Expression tree data structure

Question

I want to implement a simple arithmetic expression tree data structure in c++, such that an expression tree object is initialised by: ExprTree(operator, expression1, expression2). Here is an example of how it should work:

double x = 1, y = 2, z = 0.5;
expr1 = ExprTree('*', x, y); // expr1 = 1 * 2 = 2
expr2 = ExprTree('-', expr1, z); // expr2 = (1 * 2) - 0.5 = 1.5
cout << expr2.str() << endl; // ((1 * 2) - 0.5)
cout << expr2.eval() << endl; // 1.5

Here is how my code looks so far:

template<class operand_type>
class ExprTree
{
public:
    ExprTree(const char op_, operand_type& operand1_, operand_type& operand2_)
    {
        op = op_;
        operand1 = operand1_;
        operand2 = operand2_;
    }
    double eval() const;
    std::string str() const;
private:
    char op;
    typename operand_type operand1, operand2;
};

template<class operand_type>
std::string ExprTree<operand_type>::str() const
{
    std::ostringstream os;
    std::string op1, op2;
    if (typeid(*operand1) == typeid(ExprTree))
        op1 = operand1->str();
    else
        op1 = std::string(*operand1);
    if (typeid(*operand2) == typeid(ExprTree))
        op2 = operand1->str();
    else
        op2 = std::string(*operand2);
    os << "(" << op1 << " " << op << " " << op2 << ")";
    return os.str();
}

However, I get this error when I compile the code:

left of '->write' must point to class/struct/union/generic type

I would appreciate it if someone would help me with this error and possibly provide some tips as to how I should implement this data structure. Btw, I'm very new to c++.

Answer 1

There are a number of problems in your code:

1. You use member of pointer -> operator on member variables operand1 and operand2

2. You need two different types in template arguments to initialize object with different argument types.

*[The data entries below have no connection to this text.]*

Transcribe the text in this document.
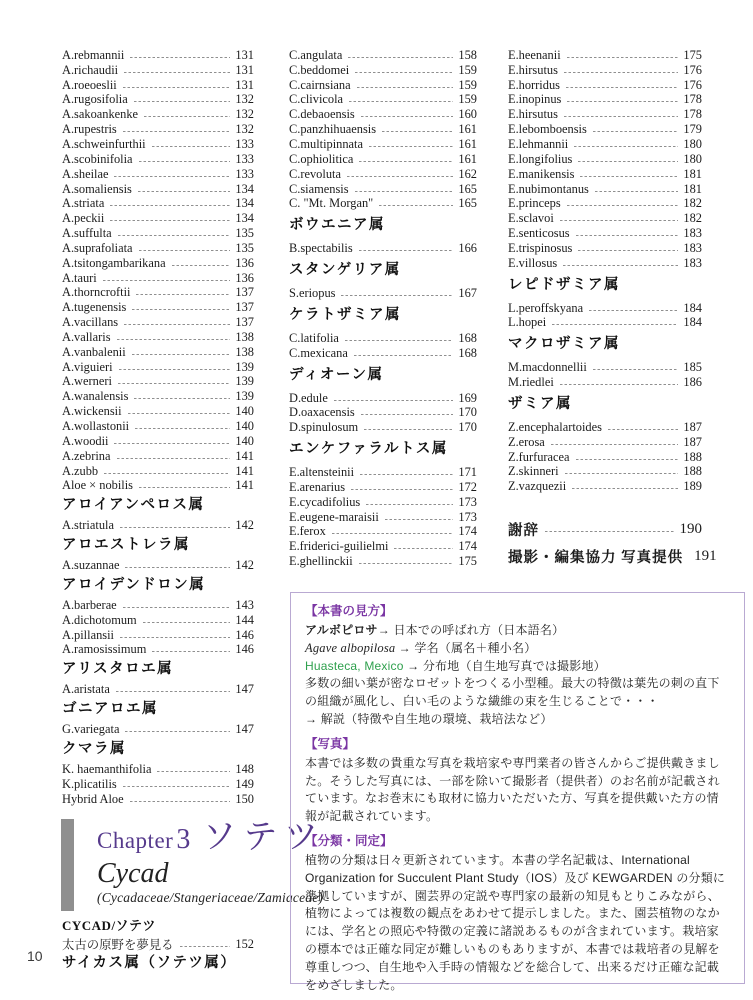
A.rebmannii	131
A.richaudii	131
A.roeoeslii	131
A.rugosifolia	132
A.sakoankenke	132
A.rupestris	132
A.schweinfurthii	133
A.scobinifolia	133
A.sheilae	133
A.somaliensis	134
A.striata	134
A.peckii	134
A.suffulta	135
A.suprafoliata	135
A.tsitongambarikana	136
A.tauri	136
A.thorncroftii	137
A.tugenensis	137
A.vacillans	137
A.vallaris	138
A.vanbalenii	138
A.viguieri	139
A.werneri	139
A.wanalensis	139
A.wickensii	140
A.wollastonii	140
A.woodii	140
A.zebrina	141
A.zubb	141
Aloe × nobilis	141
アロイアンペロス属
A.striatula	142
アロエストレラ属
A.suzannae	142
アロイデンドロン属
A.barberae	143
A.dichotomum	144
A.pillansii	146
A.ramosissimum	146
アリスタロエ属
A.aristata	147
ゴニアロエ属
G.variegata	147
クマラ属
K. haemanthifolia	148
K.plicatilis	149
Hybrid Aloe	150
Chapter 3 ソテツ
Cycad
(Cycadaceae/Stangeriaceae/Zamiaceae)
CYCAD/ソテツ
太古の原野を夢見る	152
サイカス属（ソテツ属）
C.angulata	158
C.beddomei	159
C.cairnsiana	159
C.clivicola	159
C.debaoensis	160
C.panzhihuaensis	161
C.multipinnata	161
C.ophiolitica	161
C.revoluta	162
C.siamensis	165
C. "Mt. Morgan"	165
ボウエニア属
B.spectabilis	166
スタンゲリア属
S.eriopus	167
ケラトザミア属
C.latifolia	168
C.mexicana	168
ディオーン属
D.edule	169
D.oaxacensis	170
D.spinulosum	170
エンケファラルトス属
E.altensteinii	171
E.arenarius	172
E.cycadifolius	173
E.eugene-maraisii	173
E.ferox	174
E.friderici-guilielmi	174
E.ghellinckii	175
E.heenanii	175
E.hirsutus	176
E.horridus	176
E.inopinus	178
E.hirsutus	178
E.lebomboensis	179
E.lehmannii	180
E.longifolius	180
E.manikensis	181
E.nubimontanus	181
E.princeps	182
E.sclavoi	182
E.senticosus	183
E.trispinosus	183
E.villosus	183
レピドザミア属
L.peroffskyana	184
L.hopei	184
マクロザミア属
M.macdonnellii	185
M.riedlei	186
ザミア属
Z.encephalartoides	187
Z.erosa	187
Z.furfuracea	188
Z.skinneri	188
Z.vazquezii	189
謝辞	190
撮影・編集協力 写真提供 191
【本書の見方】

アルボピロサ→ 日本での呼ばれ方（日本語名）

Agave albopilosa → 学名（属名＋種小名）

Huasteca, Mexico → 分布地（自生地写真では撮影地）

多数の細い葉が密なロゼットをつくる小型種。最大の特徴は葉先の刺の直下の組織が風化し、白い毛のような繊維の束を生じることで・・・

→ 解説（特徴や自生地の環境、栽培法など）

【写真】

本書では多数の貴重な写真を栽培家や専門業者の皆さんからご提供戴きました。そうした写真には、一部を除いて撮影者（提供者）のお名前が記載されています。なお巻末にも取材に協力いただいた方、写真を提供戴いた方の情報が記載されています。

【分類・同定】

植物の分類は日々更新されています。本書の学名記載は、International Organization for Succulent Plant Study（IOS）及び KEWGARDEN の分類に準拠していますが、園芸界の定説や専門家の最新の知見もとりこみながら、植物によっては複数の観点をあわせて提示しました。また、園芸植物のなかには、学名との照応や特徴の定義に諸説あるものが含まれています。栽培家の標本では正確な同定が難しいものもありますが、本書では栽培者の見解を尊重しつつ、自生地や入手時の情報などを総合して、出来るだけ正確な記載をめざしました。

10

3. Classes/constructors don't autodetect types like functions do. It means that you can not do a thing like ExprTree('*', x, y);. You have ether specify template arguments or use an additional template function to construct the object of ExprTree template class. See this answer.

4. The if (typeid(*operand1) == typeid(ExprTree)) evaluates at runtime, so you will get a compilation error because you try to call the method str() and pass the same object to std::string

I would prefer the following solution:

#include <string>
#include <iostream>
#include <sstream>

template<typename operand_type_A, typename operand_type_B>
class ExprTree 
{
public:
    ExprTree(){};
    ExprTree(const char op_, const operand_type_A& operand1_, const operand_type_B& operand2_) {
        op = op_;
        operand1 = operand1_;
        operand2 = operand2_;
    };
    double eval() const;
    std::string str() const;

private:
    char op;
    operand_type_A operand1;
    operand_type_B operand2;
};

template<typename operand_type_A, typename operand_type_B>
ExprTree<operand_type_A, operand_type_B> makeExpr(const char op, const operand_type_A& operand1, const operand_type_B& operand2)
{
    return ExprTree<operand_type_A, operand_type_B>(op, operand1, operand2);
}

template<typename T>
std::string ToString(const T& x)
{
    return x.str();
}

template<>
std::string ToString<double>(const double& x)
{
    return std::to_string(x);
}

template<typename operand_type_A, typename operand_type_B>
std::string ExprTree<operand_type_A, operand_type_B>::str() const {
    std::ostringstream os;
    std::string op1, op2;
    op1 = ToString(operand1);
    op2 = ToString(operand2);
    os << "(" << op1 << " " << op << " " << op2 << ")";
    return os.str();
}

int main()
{
    double x = 1, y = 2, z = 0.5;
    std::cout << makeExpr('-', makeExpr('*', x, y), z).str() << std::endl;
    return 0;
}

It outputs the following string:

((1.000000 * 2.000000) - 0.500000)

You may try it here.

Answer 2

When you say:

operand1->str();

You should say instead:

operand1.str();

Because operand1 is not a pointer but a member variable.

The error message

left of '->str' must point to class/struct/union/generic type

basically says that the left of operator -> must be a pointer (it is not). (It also say that it must point to a class or similar, not to an integer, for example).